Putting aside the silly suggestion that high heels are equivalent with womanhood, that moment fascinated me. In a western culture like the US, a girl's transition to womanhood is a long, gradual process; you stop taking baths with your brother, you go through puberty, you do adult things like go to college or get a job. But the whole time, you lack a certainty in the back of your mind about whether you are a girl or a woman. I am 25 and people still sometimes call me a girl. But in that single instant when Ninoska strapped on those high heels, she knew for sure that she had become a woman.

Although I think that the gradual transition to womanhood probably reflects more accurately how it actually happens, there is something really appealing about a symbolic moment of label-changing. As a public celebration of this label-changing, a quinceañera could have the power to hold a community accountable for treating a woman as a woman and not as a girl.

But then, this begs the question: How is a woman treated differently from a girl? Here, the quinceañera is traditionally a patriarchal custom. So rather than urging the community to treat her with the respect that her new status demands, it seems to me that the quinceañera functions instead to put the woman on the dating market. This is why, in the quinceañera ceremony, the father gives his daughter away to her symbolic first dance with a man. The quinceañera is basically a way to let an entire community know that a woman is available for marriage and baby-making.

We saw this exact narrative play out quite literally with one of our students this year. We went to Etni's quinceañera in April. Four months later, she was “robbed,” as they call it here, by her boyfriend and disappeared for over a month. When she finally came back with her boyfriend, she was pregnant. Not long after, her boyfriend abandoned her, leaving her with all of the responsibility of giving birth to and raising a child, at the age of 15.

As I thought about the quinceañeras we've been to recently, I started to wonder why boys don't have them. Why isn't it as important to mark a boy's transition to manhood? Is it because in a way, a boy is always a man? My friend Maria has a 4-year-old son named Hansel, and he already acts like a man, bossing his older sister around and making fun of his older brother when he helps his mom cook. Maybe people assume that boys are born with the control that defines men, whereas girls have to be socialized to behave as women.

Or maybe a boy's transition to manhood is important, but it's just a much less public matter. Maybe it happens when he's helping his father harvest beans and his father chucks him on the shoulder and says, “Now you're a man.” Maybe instead of requiring an entire community to affirm him as a man, a boy only needs his father to give him that label.

I suppose it also comes back to the fact that in this culture, men pursue women, not vice versa.
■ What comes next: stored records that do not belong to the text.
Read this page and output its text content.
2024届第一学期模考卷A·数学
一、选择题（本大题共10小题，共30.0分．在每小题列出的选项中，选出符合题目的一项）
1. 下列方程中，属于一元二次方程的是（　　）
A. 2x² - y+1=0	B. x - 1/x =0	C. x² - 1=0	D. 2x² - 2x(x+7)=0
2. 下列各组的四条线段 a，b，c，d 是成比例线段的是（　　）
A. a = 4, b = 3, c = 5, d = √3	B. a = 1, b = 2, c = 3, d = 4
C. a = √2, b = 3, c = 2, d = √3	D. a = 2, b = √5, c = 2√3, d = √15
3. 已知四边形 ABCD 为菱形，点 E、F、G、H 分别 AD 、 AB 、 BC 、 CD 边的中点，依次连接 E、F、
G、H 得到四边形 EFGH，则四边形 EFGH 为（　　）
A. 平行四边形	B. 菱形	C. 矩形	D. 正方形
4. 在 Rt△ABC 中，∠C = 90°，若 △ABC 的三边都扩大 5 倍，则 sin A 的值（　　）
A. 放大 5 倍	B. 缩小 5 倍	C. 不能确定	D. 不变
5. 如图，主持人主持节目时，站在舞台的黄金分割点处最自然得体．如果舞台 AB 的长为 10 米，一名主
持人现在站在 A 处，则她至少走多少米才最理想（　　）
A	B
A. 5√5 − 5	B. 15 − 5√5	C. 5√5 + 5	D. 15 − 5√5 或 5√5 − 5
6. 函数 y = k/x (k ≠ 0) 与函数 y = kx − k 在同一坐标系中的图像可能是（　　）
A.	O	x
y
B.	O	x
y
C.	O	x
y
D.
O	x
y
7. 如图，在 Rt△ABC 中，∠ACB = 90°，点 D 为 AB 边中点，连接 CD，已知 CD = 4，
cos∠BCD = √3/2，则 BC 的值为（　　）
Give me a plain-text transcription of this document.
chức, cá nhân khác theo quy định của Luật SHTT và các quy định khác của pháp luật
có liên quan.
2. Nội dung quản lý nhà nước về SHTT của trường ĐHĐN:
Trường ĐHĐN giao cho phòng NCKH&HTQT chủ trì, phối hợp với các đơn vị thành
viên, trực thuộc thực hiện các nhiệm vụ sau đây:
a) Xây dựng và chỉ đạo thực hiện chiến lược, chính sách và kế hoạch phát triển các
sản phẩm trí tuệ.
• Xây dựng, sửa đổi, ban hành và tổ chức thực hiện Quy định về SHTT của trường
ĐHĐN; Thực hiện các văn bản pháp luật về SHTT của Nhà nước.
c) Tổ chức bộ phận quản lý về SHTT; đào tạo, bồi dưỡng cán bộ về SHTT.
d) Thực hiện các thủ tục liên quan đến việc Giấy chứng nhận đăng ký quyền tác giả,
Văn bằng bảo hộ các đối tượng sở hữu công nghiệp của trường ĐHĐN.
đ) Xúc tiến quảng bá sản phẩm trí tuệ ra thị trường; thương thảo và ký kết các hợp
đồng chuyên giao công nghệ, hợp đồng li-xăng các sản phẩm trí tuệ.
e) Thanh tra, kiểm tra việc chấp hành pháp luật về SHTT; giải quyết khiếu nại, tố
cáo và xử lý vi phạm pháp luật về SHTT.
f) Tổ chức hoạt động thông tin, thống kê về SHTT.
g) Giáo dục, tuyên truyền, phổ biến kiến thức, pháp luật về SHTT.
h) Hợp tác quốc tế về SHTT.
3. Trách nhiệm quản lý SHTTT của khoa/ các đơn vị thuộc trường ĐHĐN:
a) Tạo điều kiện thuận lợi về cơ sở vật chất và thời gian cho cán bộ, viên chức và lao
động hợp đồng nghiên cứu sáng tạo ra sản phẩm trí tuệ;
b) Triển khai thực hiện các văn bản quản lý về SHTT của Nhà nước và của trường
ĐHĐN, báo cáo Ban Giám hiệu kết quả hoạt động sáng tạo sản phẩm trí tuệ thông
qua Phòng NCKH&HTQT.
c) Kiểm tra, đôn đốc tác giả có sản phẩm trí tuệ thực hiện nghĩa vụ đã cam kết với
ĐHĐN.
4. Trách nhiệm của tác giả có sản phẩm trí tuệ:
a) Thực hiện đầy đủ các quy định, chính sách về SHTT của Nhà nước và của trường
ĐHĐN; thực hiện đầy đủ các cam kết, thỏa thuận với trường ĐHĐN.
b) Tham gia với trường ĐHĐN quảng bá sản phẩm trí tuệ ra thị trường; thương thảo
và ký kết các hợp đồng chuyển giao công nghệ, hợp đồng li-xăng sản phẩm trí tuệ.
A quinceañera marking a man's entry into the dating pool would seem ludicrous, since traditionally women never make the first move romantically and therefore don't need to know which boys have become eligible young men. Women are like objects on a supermarket shelf, and men do all the choosing.

All that said, I don't think the quinceañera is an inherently sexist tradition. In fact, I quite like the elaborate princess dresses and the religious component and how the whole community comes together to celebrate a specific person and her transitioning life stages. It's not often in a poor community like San Nicolas that people have an excuse to celebrate so luxuriously, with table decorations and fancy dresses and a meal for almost everyone in town. It's a beautiful way for a community to share with each other.

It also has the potential to be a beautiful way to affirm women and to give young women confidence in themselves. If being a woman in this culture meant being strong and independent and deserving of respect, then the celebration that marks this transition into womanhood could be one of the happiest days of a woman's life.